He reached out for the spirits and replenished his pannikin with liberal hand. Then he continued to chatter in low tones with his comrades. As for the sailor, he was a garrulous ruffian, and had imbibed sufficient spirit to make him even more talkative. He found it lonely to sit at the table while men conversed in an unknown language, and presently, feeling that he too must chatter, he turned on his seat, stretched out a grimy paw, and shook someone who lay asleep on one of the long benches against the wall of the cabin. A tall, slim young man sat up, rubbing his eyes, and stared round at the group about the table with every sign of annoyance and disgust. Indeed, a glance at him was sufficient to show that he was of a different stamp entirely. He was dressed as a gaucho but hardly had the appearance of one of those fine fellows. His cheeks were not tanned, and his hands looked as if they had done little work. Still, for all that, he was sturdy enough, and, if one might venture a guess, was decidedly English. In fact he had only recently arrived out from England, and had taken a passage up the river in this particular boat.

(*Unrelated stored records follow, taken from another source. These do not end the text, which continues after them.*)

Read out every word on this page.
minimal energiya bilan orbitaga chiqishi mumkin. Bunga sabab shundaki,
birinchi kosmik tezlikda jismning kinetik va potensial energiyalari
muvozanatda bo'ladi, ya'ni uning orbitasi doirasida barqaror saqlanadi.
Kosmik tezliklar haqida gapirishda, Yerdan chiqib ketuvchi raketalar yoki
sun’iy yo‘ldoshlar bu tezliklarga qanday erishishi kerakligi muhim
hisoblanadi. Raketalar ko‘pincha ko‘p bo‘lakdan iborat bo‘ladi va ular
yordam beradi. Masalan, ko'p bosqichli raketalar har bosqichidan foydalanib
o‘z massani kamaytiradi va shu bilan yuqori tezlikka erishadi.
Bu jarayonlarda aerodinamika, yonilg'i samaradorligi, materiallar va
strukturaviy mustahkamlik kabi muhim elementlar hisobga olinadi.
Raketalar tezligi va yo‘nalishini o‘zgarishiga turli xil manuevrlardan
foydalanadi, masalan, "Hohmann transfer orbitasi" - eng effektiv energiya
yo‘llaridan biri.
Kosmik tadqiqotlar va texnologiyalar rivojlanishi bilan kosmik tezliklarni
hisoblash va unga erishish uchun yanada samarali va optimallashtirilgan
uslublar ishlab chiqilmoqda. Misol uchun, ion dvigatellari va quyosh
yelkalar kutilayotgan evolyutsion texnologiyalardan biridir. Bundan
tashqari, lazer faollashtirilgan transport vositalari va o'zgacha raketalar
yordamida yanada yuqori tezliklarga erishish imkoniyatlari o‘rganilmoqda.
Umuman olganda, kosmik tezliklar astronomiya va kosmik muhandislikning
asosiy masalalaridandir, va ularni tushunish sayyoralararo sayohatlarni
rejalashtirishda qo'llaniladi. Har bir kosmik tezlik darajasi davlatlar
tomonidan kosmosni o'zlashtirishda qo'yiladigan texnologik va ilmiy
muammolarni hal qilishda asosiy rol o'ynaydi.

"What is it?" he demanded curtly, for he had kept aloof from his fellow passengers. "What do you want? I am sleepy and wish to be left alone."

"Oh ho, so you're sleepy!" answered the sailor huskily. "Well, my bird, you needn't look so ugly. You don't understand the lingo of these here fellers, now, do yer? Well, nor don't I, 'cept when the chap with the beard speaks in Portuguese or the English he's got. But you can understand me, I reckon, and so we'll have a chat. How'd yer like to join to-night, and make a pile from the chap in that boat down below us?"

CHAPTER XI
WHITE BRIGANDS

The River Paraná and its neighborhood were, in the days of which we write, not always very secure for travellers. To begin with, revolutions and conflicts between the states into which South America was divided were of somewhat frequent occurrence, and then it is only to be expected that, being so close to the ranchos, and the hundreds of gauchos employed there, rowdyism and ruffianism were of occasional occurrence. The unfortunate owners of the estancias had not only Indians and their raids to fear. They were often enough wealthy men, for there was always a demand for cattle, and the very fact of their having wealth often proved an attraction to the many ne'er-do-wells who had come to the country to try their luck, or to join some revolutionary band. There had been raids on estancias by white men before then, and piratical attacks on the river were not entirely unknown. But to the English youth who had taken a passage in the boat which lay a few yards higher up the river than the one which Mr. Blunt had chartered, such an attempt was a matter for intense surprise. He was a stranger in the country, and knew nothing of the inhabitants, or he would never have taken passage with such a set of ruffians.

"Make a pile!" he exclaimed while he stared through the smoke of the cabin at the ragged and ill-kempt sailor. "What do you mean? You can't——"

"That's jest where you make the error, young feller," interrupted the man, taking a much-blackened clay from between his lips. "For a chap as has got nothing there ain't a country to come up to this. Look at me. Do I give the impression of having money?"

"Hardly!" came the cautious answer.

"That's jest it. There ain't a single coin in my pockets, and I was starving till these fellows came along."